Cf. l’introduction à cette série d’articles dans « Objections et réponses » – 1
Question : « D’après le zen, le satori a un caractère explosif que je ne retrouve pas dans la vision sans tête.
Réponses : A tous moments, on observe deux aspects qui s’opposent dans un contraste frappant¹ : le Tronc dénudé et Ses fruits savoureux, le Vide immuable et Son contenu kaléidoscopique, la clarté de la Source et les remous des eaux avoisinantes. Il faut avoir reconnu ce contraste pour que puisse se dissiper enfin une confusion tenace.

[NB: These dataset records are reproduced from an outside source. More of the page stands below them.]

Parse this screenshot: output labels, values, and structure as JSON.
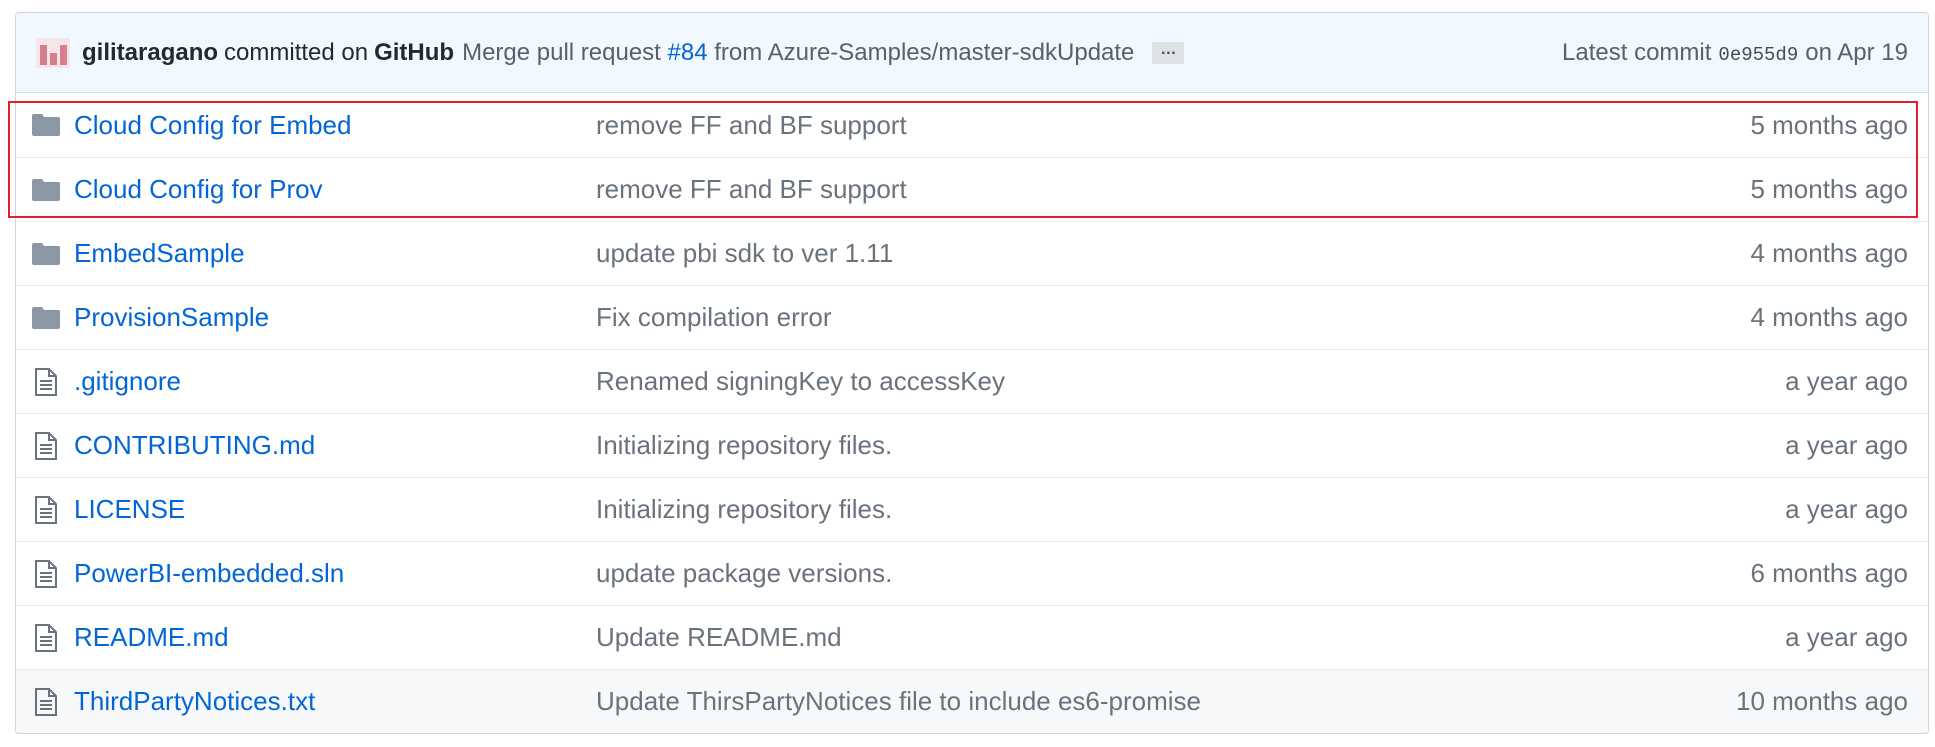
{
  "commit": {
    "author": "gilitaragano",
    "committed_on": "committed on",
    "platform": "GitHub",
    "message_prefix": "Merge pull request",
    "pr_number": "#84",
    "message_suffix": "from Azure-Samples/master-sdkUpdate",
    "ellipsis": "…",
    "latest_label": "Latest commit",
    "sha": "0e955d9",
    "date": "on Apr 19"
  },
  "files": [
    {
      "type": "folder",
      "icon": "folder-icon",
      "name": "Cloud Config for Embed",
      "message": "remove FF and BF support",
      "age": "5 months ago"
    },
    {
      "type": "folder",
      "icon": "folder-icon",
      "name": "Cloud Config for Prov",
      "message": "remove FF and BF support",
      "age": "5 months ago"
    },
    {
      "type": "folder",
      "icon": "folder-icon",
      "name": "EmbedSample",
      "message": "update pbi sdk to ver 1.11",
      "age": "4 months ago"
    },
    {
      "type": "folder",
      "icon": "folder-icon",
      "name": "ProvisionSample",
      "message": "Fix compilation error",
      "age": "4 months ago"
    },
    {
      "type": "file",
      "icon": "file-icon",
      "name": ".gitignore",
      "message": "Renamed signingKey to accessKey",
      "age": "a year ago"
    },
    {
      "type": "file",
      "icon": "file-icon",
      "name": "CONTRIBUTING.md",
      "message": "Initializing repository files.",
      "age": "a year ago"
    },
    {
      "type": "file",
      "icon": "file-icon",
      "name": "LICENSE",
      "message": "Initializing repository files.",
      "age": "a year ago"
    },
    {
      "type": "file",
      "icon": "file-icon",
      "name": "PowerBI-embedded.sln",
      "message": "update package versions.",
      "age": "6 months ago"
    },
    {
      "type": "file",
      "icon": "file-icon",
      "name": "README.md",
      "message": "Update README.md",
      "age": "a year ago"
    },
    {
      "type": "file",
      "icon": "file-icon",
      "name": "ThirdPartyNotices.txt",
      "message": "Update ThirsPartyNotices file to include es6-promise",
      "age": "10 months ago"
    }
  ],
  "colors": {
    "link": "#0366d6",
    "folder_icon": "#79b8ff",
    "highlight": "#e0202a"
  }
}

A quoi ressemble le satori ? En lui-même, D. T. Suzuki ² nous l’assure, il est « non religieux » et « dépouillé d’émotions » ; il y a en lui « quelque chose qu’on pourrait appeler froid témoignage scientifique ou état de fait », et « tout est gris, nullement impressionnant, sans attrait ». Qu’il soit accompagné d’une explosion émotive ou d’une expérience spirituelle sublime, cela dépend de la quantité d’énergie qui a été investie, soit délibérément par une longue pratique méditative, soit de façon involontaire par un stress psychologique.
[…]
Nous avons situé la première scène de ce livre dans les Himalayas ; cette circonstance, compte tenu des associations hautement religieuse qu’elle suscite, est de nature à nous induire en erreur et risque de nous faire oublier le caractère essentiellement neutre et ordinaire de ce qui s’est produit là, il y a quelque trente années. La découverte de notre Visage Originel dans sa banale simplicité est aussi facile dans un patelin perdu ou dans une toilette publique³, et nous aurons moins tendance à la prendre pour un exploit. »
Cordialement
¹ – Ce que Douglas Harding nommera ultérieurement « asymétrie », en en faisant l’unique règle de la voie sans tête. Également évoquée dans ce billet.
² – Concernant D. T. Suzuki, voir aussi cette page en anglais sur wikipedia
³ – Quel culot ! En 1971 il fallait oser ! Dans des ateliers, j’ai même parfois entendu Douglas prononcer l’expression « pissotière publique » … Quel bonheur de l’entendre ou de le lire remettre ainsi les choses à leur place … et la non-chose à la sienne !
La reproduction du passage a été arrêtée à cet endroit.